The shopping channel was based in glamorous Peterborough – pride of Cambridgeshire. Katie was quiet this episode, slinking into the background aside from one snipe at Kristina and some burbled bollocks about their target customer who she named ‘Mavis’. What is it with Katie’s need to personify everything? Remember ‘Jay’, the target market for the Jams? She’s the sort of twat who names her car ‘Lucy’ or something equally as pathetic. Alongside Katie’s nonsense, their seemed to be an inordinate amount of Simon acting like a walking, mechanised CV. ‘I’m a risk taker’. ‘I go out on a limb’. ‘I talk about myself endlessly even though I have the brain of an average 12 year old’. (I made that last one up, obviously). Tre was a silent man this time round, only popping his head in to be miserable occasionally, ending his sentences with those now dreaded words, ‘as such’. I get the feeling he’s had his brain replaced with n Amstrad email phone to impress Alan and his cronies.
When it came to selling, Kristina went solo, trying to sell a chocolate fountain (a talking point at any dinner party, so long as you live in the 70s) which looked like it was chugging out liquid plops. She then moved onto a ‘steam broom’. What you’d need one of those for, the good lord only knows. Kristina confirmed this, calling out ‘Jesus Christ!’ as her attachment fell apart, causing quite a flurry of stressed activity in the production room. In contrast, Katie and Lohit were natural – in fact, I think we’ve seen their future.

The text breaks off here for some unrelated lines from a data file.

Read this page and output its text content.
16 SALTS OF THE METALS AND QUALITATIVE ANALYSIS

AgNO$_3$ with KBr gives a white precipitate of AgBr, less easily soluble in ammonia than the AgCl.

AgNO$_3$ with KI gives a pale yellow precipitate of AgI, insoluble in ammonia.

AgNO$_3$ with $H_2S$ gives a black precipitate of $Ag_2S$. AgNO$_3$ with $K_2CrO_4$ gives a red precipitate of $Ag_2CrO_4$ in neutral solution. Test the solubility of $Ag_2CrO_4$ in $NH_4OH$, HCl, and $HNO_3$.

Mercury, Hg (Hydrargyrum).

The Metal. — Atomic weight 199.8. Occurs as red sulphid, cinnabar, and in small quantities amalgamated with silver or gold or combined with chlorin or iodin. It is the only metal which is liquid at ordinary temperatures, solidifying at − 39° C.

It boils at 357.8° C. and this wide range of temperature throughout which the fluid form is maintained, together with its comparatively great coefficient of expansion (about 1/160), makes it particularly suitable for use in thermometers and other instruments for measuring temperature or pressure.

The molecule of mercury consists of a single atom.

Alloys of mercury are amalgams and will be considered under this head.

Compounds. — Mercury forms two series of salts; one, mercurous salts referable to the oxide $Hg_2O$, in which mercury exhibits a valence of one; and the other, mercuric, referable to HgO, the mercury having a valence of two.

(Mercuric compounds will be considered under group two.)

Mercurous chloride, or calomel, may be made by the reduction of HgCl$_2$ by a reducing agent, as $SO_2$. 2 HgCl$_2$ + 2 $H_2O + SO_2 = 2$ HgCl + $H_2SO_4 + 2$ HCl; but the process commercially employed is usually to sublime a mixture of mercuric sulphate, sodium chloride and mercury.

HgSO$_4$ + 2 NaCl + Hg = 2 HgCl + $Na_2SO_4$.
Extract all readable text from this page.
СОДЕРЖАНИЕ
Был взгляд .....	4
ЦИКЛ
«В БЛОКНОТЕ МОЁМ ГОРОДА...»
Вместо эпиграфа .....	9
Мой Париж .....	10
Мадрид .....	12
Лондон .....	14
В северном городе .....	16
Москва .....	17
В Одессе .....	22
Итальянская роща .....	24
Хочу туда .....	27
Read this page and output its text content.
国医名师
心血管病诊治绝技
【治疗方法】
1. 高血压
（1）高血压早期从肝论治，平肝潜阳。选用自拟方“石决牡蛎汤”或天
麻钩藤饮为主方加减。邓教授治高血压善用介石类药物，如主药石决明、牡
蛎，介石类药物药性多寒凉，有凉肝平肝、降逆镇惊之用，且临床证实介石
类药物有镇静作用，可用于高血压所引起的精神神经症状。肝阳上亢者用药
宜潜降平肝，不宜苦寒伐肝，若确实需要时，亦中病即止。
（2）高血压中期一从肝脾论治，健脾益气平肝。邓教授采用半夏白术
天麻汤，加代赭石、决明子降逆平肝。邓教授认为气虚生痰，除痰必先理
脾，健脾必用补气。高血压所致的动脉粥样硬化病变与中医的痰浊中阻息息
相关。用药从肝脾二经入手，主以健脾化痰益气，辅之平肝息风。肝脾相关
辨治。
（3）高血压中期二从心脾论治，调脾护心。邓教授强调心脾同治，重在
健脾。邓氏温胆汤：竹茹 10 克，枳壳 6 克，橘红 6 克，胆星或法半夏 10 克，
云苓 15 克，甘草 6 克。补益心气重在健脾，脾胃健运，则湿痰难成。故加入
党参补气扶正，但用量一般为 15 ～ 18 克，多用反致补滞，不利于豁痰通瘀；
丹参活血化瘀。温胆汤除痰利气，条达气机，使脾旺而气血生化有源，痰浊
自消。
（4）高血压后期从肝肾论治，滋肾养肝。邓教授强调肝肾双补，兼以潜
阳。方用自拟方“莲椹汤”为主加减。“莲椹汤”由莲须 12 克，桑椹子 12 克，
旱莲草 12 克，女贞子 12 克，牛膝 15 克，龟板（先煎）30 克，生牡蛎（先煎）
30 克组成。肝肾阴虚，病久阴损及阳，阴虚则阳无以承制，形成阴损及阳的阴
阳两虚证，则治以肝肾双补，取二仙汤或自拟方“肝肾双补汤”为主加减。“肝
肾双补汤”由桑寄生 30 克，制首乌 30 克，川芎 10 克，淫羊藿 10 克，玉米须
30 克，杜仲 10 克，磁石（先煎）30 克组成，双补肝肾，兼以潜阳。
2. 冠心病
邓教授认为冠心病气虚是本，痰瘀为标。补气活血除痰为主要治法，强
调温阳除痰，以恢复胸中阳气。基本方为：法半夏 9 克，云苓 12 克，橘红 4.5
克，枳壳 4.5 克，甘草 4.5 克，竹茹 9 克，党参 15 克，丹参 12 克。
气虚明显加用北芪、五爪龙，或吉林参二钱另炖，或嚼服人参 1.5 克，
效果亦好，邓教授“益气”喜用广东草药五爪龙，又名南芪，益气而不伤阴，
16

Tre and Naomi, taking instruction from a mute Simon, tried to sell the wheelchair he had procured which turned out to be their main source of profit. The wheelchair idea was roundly mocked, but it turned out to be Simon’s saviour, even despite Alan’s obvious contempt for the item. Tre was hilarious when caught on camera, looking simultaneously embarassed and terrified, walking off set at one point in sheer panic. Naomi managed well, on the basis of her presenting performance she shouldn’t have gone, but then you have to remember she chose a lorry-load of shit for Simon to sell, so it’s probably the fair choice.
Simon’s turn on camera was perhaps the funniest thing I’ve seen on reality TV since Tourette’s Pete fell in a swimming pool. Constructing a trampoline onscreen, he managed to screw the legs on the thing in such a way that it looked like he was indulging in a little do-it-yourself. I mean wanking. The crew fell apart laughing as he remained oblivious, turning his plastic phallus very calmly and announcing that anyone can have fun on it, kids, old people – anyone can jump on. Worth a good belly-laugh I thought, very Carry On…
Alan watched the whole lot on a monitor back in London and we were subject to his criticisms as he watched. This was a great idea, as it was essentially like watching yourself watching the Apprentice, but a version of yourself with curly white hair and messy beard. And an East London accent with peppered yiddish slang.
So, in the boardroom, Naomi copped the boot. I have to admit I agreed with Sugar’s summation. but felt Tre needed a much bigger kicking. The bloke skulked around in the background contributing nothing. At least Simon and Naomi applied themselves, Tre did naught but act like a petulant little sod who was having the worst birthday ever. Simon’s a lucky boy, but Sugar’s clearly taken a shine to the jammy little swine. Two weeks left… I shall be sad when it finally fucks off.